15. The computing system of claim 8, wherein the target includes an instance of a name of the symbol.

16. A computer-readable storage device configured with data and instructions which upon execution by a processor perform a software development method in a workspace of a project in a computing system, the project having a codebase, the method comprising automatically:

receiving, via a user interface of a software development tool, a selection of a symbol, the symbol contained in a snippet of source code, the snippet situated inside the workspace but outside the codebase;

finding a location of a target, the location outside the snippet and inside the workspace, the target related to the symbol by a relationship comprising at least one of: a declaration, a definition, a routine implementation, a reference to the symbol, a caller of the symbol, or a callee of the symbol, a data type, a routine signature, a routine result type, a routine parameter name, a routine parameter type; and

utilizing the location of the target in the software development tool.

17. The computer-readable storage device of claim 16, wherein utilizing the location of the target in the software development tool comprises at least one of:

displaying, in the user interface, type information related to the symbol; or

semantically highlighting, in the user interface, a portion of source code which contains the symbol.
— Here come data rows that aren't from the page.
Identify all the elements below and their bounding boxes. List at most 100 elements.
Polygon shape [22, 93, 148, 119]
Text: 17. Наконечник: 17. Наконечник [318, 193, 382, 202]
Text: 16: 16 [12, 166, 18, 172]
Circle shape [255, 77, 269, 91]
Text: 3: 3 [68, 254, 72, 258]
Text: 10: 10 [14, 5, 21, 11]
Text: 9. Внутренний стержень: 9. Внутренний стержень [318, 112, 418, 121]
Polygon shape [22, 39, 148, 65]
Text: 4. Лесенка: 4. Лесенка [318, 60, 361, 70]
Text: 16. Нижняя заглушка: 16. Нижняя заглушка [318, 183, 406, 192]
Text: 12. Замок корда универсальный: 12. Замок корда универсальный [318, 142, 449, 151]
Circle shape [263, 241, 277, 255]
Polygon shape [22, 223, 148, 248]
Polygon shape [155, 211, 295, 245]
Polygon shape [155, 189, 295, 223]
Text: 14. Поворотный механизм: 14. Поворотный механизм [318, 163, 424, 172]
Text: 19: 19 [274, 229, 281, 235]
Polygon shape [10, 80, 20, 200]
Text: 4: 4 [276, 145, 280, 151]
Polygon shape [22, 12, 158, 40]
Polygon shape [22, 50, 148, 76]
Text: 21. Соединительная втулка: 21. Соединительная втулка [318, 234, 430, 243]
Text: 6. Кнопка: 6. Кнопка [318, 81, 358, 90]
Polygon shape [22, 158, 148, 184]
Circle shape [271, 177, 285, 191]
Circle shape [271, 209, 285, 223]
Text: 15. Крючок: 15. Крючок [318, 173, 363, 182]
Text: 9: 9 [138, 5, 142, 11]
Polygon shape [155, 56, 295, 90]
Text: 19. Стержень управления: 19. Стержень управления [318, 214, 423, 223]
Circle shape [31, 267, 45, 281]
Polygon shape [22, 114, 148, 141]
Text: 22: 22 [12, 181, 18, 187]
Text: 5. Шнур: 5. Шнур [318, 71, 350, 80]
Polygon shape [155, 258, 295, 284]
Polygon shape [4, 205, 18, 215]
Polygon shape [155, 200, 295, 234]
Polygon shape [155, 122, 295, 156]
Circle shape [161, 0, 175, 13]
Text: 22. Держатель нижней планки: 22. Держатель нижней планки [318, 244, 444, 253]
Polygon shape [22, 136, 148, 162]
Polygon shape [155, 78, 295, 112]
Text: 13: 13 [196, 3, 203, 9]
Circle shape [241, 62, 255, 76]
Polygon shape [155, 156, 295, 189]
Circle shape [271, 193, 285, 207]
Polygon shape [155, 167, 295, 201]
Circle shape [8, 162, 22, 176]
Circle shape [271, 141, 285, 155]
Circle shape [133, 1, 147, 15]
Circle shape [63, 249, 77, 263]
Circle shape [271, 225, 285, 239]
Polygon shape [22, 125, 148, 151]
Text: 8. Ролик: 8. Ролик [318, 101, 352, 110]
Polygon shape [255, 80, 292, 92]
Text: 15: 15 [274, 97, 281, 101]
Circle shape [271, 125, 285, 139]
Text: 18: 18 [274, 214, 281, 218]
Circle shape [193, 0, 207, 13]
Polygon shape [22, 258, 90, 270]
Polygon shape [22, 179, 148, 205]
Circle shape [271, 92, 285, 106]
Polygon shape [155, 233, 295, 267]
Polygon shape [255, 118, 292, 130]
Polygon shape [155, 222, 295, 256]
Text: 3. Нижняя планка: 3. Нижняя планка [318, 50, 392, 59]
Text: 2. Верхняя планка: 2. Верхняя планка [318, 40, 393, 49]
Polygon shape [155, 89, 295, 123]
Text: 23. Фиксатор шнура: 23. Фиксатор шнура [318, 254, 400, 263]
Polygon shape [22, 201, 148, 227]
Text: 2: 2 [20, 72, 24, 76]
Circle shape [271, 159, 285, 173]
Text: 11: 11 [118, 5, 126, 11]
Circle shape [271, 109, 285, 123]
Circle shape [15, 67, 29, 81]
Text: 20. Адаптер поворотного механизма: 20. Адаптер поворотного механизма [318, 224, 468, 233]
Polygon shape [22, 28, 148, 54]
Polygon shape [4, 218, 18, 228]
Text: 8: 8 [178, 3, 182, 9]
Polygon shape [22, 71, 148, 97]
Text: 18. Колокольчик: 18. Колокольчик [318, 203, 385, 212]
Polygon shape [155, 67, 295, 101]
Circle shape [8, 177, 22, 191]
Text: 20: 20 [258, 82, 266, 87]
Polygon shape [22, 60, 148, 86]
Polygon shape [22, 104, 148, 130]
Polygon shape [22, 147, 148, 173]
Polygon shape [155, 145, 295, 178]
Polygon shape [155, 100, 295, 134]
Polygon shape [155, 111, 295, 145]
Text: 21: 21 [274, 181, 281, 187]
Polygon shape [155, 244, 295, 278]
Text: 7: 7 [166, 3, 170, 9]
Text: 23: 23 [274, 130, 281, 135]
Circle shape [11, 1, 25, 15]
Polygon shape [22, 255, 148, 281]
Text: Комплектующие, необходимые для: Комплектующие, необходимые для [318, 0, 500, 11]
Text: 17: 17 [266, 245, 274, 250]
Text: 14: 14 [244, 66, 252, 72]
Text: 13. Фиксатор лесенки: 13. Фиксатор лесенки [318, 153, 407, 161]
18. The computer-readable storage device of claim 16, wherein utilizing the location of the target in the software development tool comprises at least one of:

providing, in the user interface, an edit suggestion for a source code which contains the symbol; or

providing, in the user interface, an autocompletion list for a source code which contains the symbol.

19. The computer-readable storage device of claim 16, wherein utilizing the location of the target in the software development tool comprises at least one of:

furnishing the codebase with a piece of source code which contains a definition of the symbol; or

furnishing the codebase with a source code statement to import a definition of the symbol.

20. The computer-readable storage device of claim 16, wherein the software development tool comprises a debugger, the target comprises a variable, and utilizing the location of the target in the software development tool comprises displaying, in the user interface in the debugger, a current value of the variable.